GREDOS. Diálogos de Platón.

Estrutura

216a-218b. Apresentação feita por Teodoro, o Estrangeiro de Eleia, e acordo sobre o tema da discussão: a definição do sofista. O Estrangeiro propõe seguir o método interrogativo outrora praticado por Parmênides. Escolha de Teeteto como interlocutor.

218b-221c. Conveniência de exercitar o método em um modelo reduzido: o pescador com vara. Aplicação —sem definição prévia— do método da divisão e obtenção da definição do pescador com vara.

221c-232a. Aplicação do mesmo método para definir o sofista. Obtenção das seis primeiras definições:

1) caçador, por salário, de jovens abastados (222a-223b);

2) mercador do conhecimento da alma (223b-224d);

3) comerciante varejista de conhecimento (224d);

4) fabricante ou produtor e comerciante de conhecimentos (224e);

5) polemista profissional (225a-226a);

6) «refutador» e purificador da alma (226a-231c). Recapitulação das seis definições.

232a-237b. Novo aprofundamento da definição a partir da noção de «contraditório». Relação entre «contraditório» e «imitador»: esboço de uma sétima definição (o sofista, mago e ilusionista). O problema do status da imitação e da imagem. A imagem implica a existência do não-ser, o que viola os axiomas clássicos estabelecidos por Parmênides.

237b-239c. Questionamento dos axiomas de Parmênides. Tentativas de demonstrar que o não-ser existe e consequentes fracassos. Impossibilidade de definir o sofista como criador de imagens.
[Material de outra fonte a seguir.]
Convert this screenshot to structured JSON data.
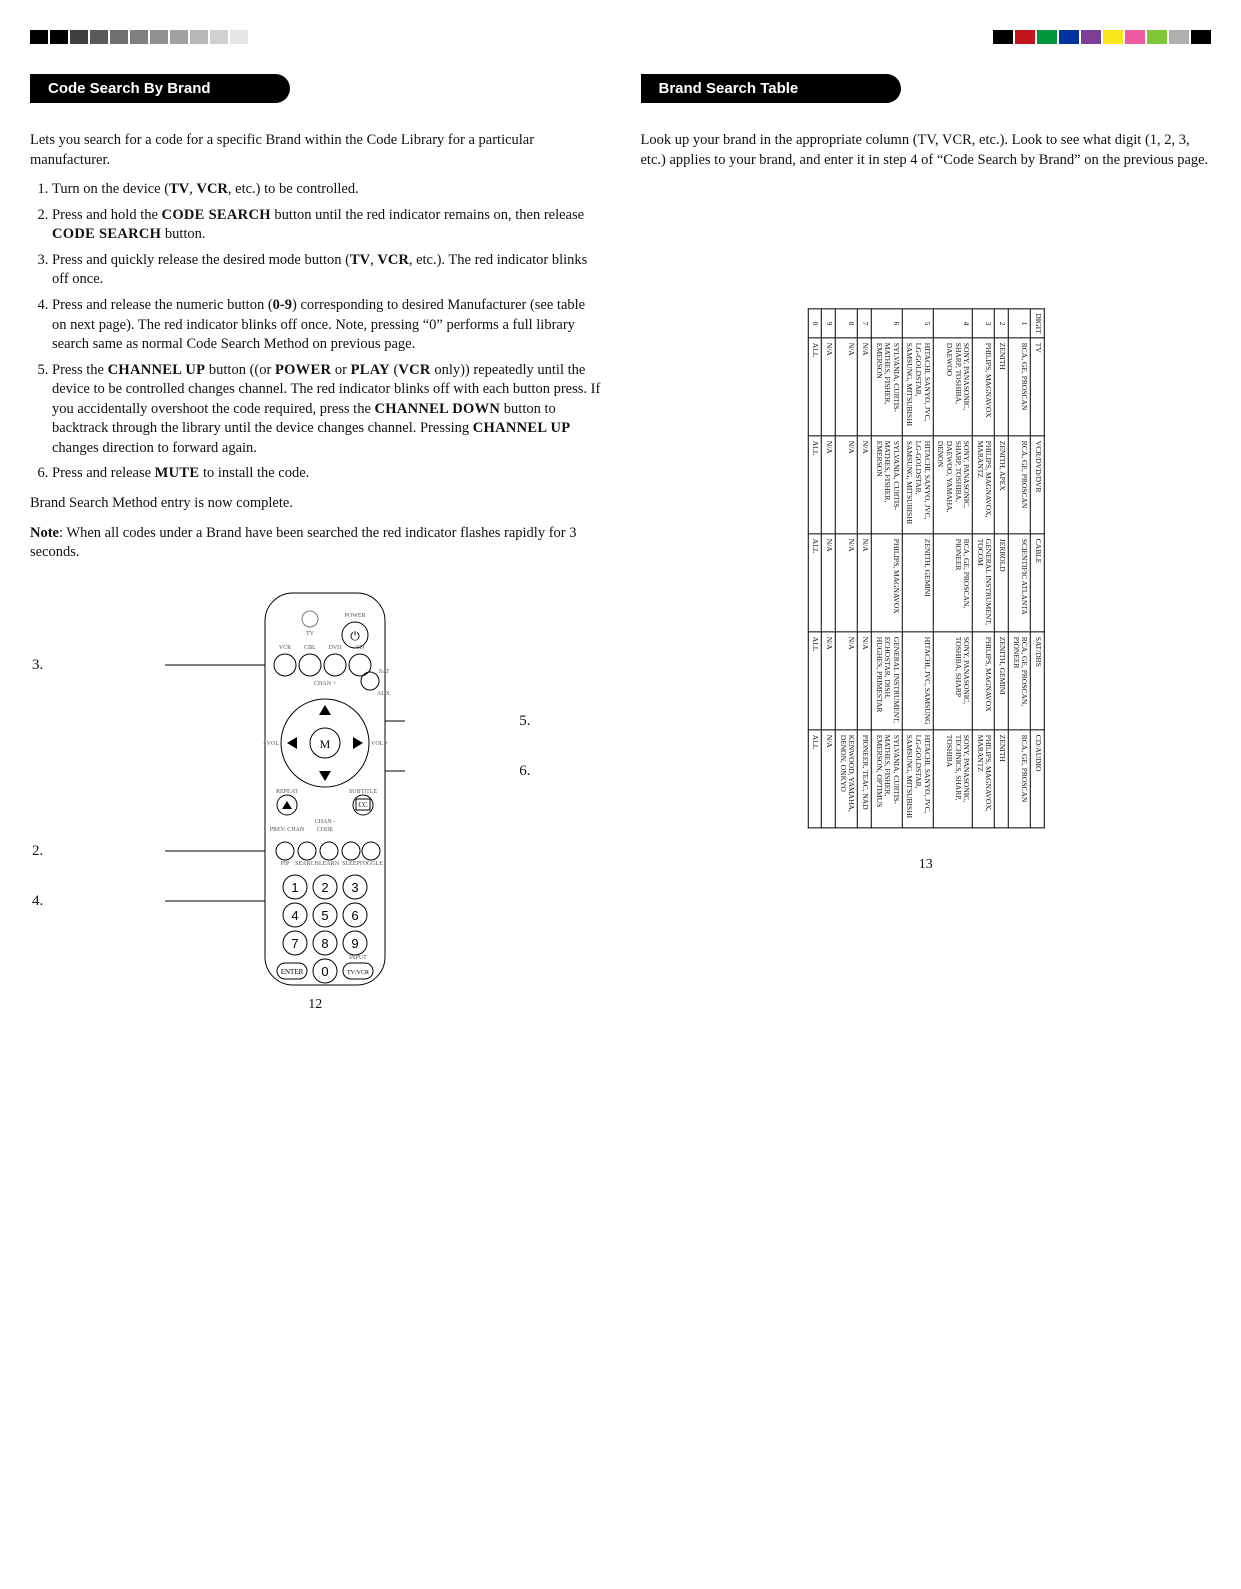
{
  "left": {
    "heading": "Code Search By Brand",
    "intro": "Lets you search for a code for a specific Brand within the Code Library for a particular manufacturer.",
    "steps": [
      "Turn on the device (TV, VCR, etc.) to be controlled.",
      "Press and hold the CODE SEARCH button until the red indicator remains on, then release CODE SEARCH button.",
      "Press and quickly release the desired mode button (TV, VCR, etc.). The red indicator blinks off once.",
      "Press and release the numeric button (0-9) corresponding to desired Manufacturer (see table on next page). The red indicator blinks off once. Note, pressing “0” performs a full library search same as normal Code Search Method on previous page.",
      "Press the CHANNEL UP button ((or POWER or PLAY (VCR only)) repeatedly until the device to be controlled changes channel. The red indicator blinks off with each button press. If you accidentally overshoot the code required, press the CHANNEL DOWN button to backtrack through the library until the device changes channel. Pressing CHANNEL UP changes direction to forward again.",
      "Press and release MUTE to install the code."
    ],
    "complete": "Brand Search Method entry is now complete.",
    "note_label": "Note",
    "note_body": ": When all codes under a Brand have been searched the red indicator flashes rapidly for 3 seconds.",
    "callouts": {
      "c2": "2.",
      "c3": "3.",
      "c4": "4.",
      "c5": "5.",
      "c6": "6."
    },
    "page_num": "12"
  },
  "right": {
    "heading": "Brand Search Table",
    "intro": "Look up your brand in the appropriate column (TV, VCR, etc.). Look to see what digit (1, 2, 3, etc.) applies to your brand, and enter it in step 4 of “Code Search by Brand” on the previous page.",
    "page_num": "13",
    "table": {
      "headers": [
        "DIGIT",
        "TV",
        "VCR/DVD/DVR",
        "CABLE",
        "SAT/DBS",
        "CD/AUDIO"
      ],
      "rows": [
        [
          "1",
          "RCA, GE, PROSCAN",
          "RCA, GE, PROSCAN",
          "SCIENTIFIC ATLANTA",
          "RCA, GE, PROSCAN, PIONEER",
          "RCA, GE, PROSCAN"
        ],
        [
          "2",
          "ZENITH",
          "ZENITH, APEX",
          "JERROLD",
          "ZENITH, GEMINI",
          "ZENITH"
        ],
        [
          "3",
          "PHILIPS, MAGNAVOX",
          "PHILIPS, MAGNAVOX, MARANTZ",
          "GENERAL INSTRUMENT, TOCOM",
          "PHILIPS, MAGNAVOX",
          "PHILIPS, MAGNAVOX, MARANTZ"
        ],
        [
          "4",
          "SONY, PANASONIC, SHARP, TOSHIBA, DAEWOO",
          "SONY, PANASONIC, SHARP, TOSHIBA, DAEWOO, YAMAHA, DENON",
          "RCA, GE, PROSCAN, PIONEER",
          "SONY, PANASONIC, TOSHIBA, SHARP",
          "SONY, PANASONIC, TECHNICS, SHARP, TOSHIBA"
        ],
        [
          "5",
          "HITACHI, SANYO, JVC, LG-GOLDSTAR, SAMSUNG, MITSUBISHI",
          "HITACHI, SANYO, JVC, LG-GOLDSTAR, SAMSUNG, MITSUBISHI",
          "ZENITH, GEMINI",
          "HITACHI, JVC, SAMSUNG",
          "HITACHI, SANYO, JVC, LG-GOLDSTAR, SAMSUNG, MITSUBISHI"
        ],
        [
          "6",
          "SYLVANIA, CURTIS-MATHES, FISHER, EMERSON",
          "SYLVANIA, CURTIS-MATHES, FISHER, EMERSON",
          "PHILIPS, MAGNAVOX",
          "GENERAL INSTRUMENT, ECHOSTAR, DISH, HUGHES, PRIMESTAR",
          "SYLVANIA, CURTIS-MATHES, FISHER, EMERSON, OPTIMUS"
        ],
        [
          "7",
          "N/A",
          "N/A",
          "N/A",
          "N/A",
          "PIONEER, TEAC, NAD"
        ],
        [
          "8",
          "N/A",
          "N/A",
          "N/A",
          "N/A",
          "KENWOOD, YAMAHA, DENON, ONKYO"
        ],
        [
          "9",
          "N/A",
          "N/A",
          "N/A",
          "N/A",
          "N/A"
        ],
        [
          "0",
          "ALL",
          "ALL",
          "ALL",
          "ALL",
          "ALL"
        ]
      ]
    }
  },
  "topbars": {
    "left_colors": [
      "#000",
      "#000",
      "#404040",
      "#5a5a5a",
      "#707070",
      "#808080",
      "#909090",
      "#a0a0a0",
      "#b8b8b8",
      "#d0d0d0",
      "#e6e6e6",
      "#fff",
      "#fff"
    ],
    "right_colors": [
      "#000",
      "#c4151c",
      "#009639",
      "#0033a0",
      "#7d3f98",
      "#f8e71c",
      "#ef5aa0",
      "#7ec636",
      "#b0b0b0",
      "#000"
    ]
  }
}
239c-249d. Nova abordagem do status da imagem. «Coexistência» do ser e do não-ser na imagem: refutação da tese de Parmênides. Breve revisão das teorias anteriores sobre o ser: pluralistas e monistas; materialistas e idealistas.

249d-259d. Nova definição do ser: a comunhão dos gêneros. Definição da dialética como ciência do conhecimento das relações mútuas entre as Formas. Definição do não-ser como «o diferente». «Existência» do não-ser e nova refutação da tese de Parmênides. Esclarecimento de que o não-ser não é o contrário do ser.

259d-268d. Relação entre o não-ser e a falsidade no discurso e no juízo. O juízo falso diz algo “diferente” do que é. Continuação da sétima definição do sofista: o sofista é um mago que produz ilusões e fantasias.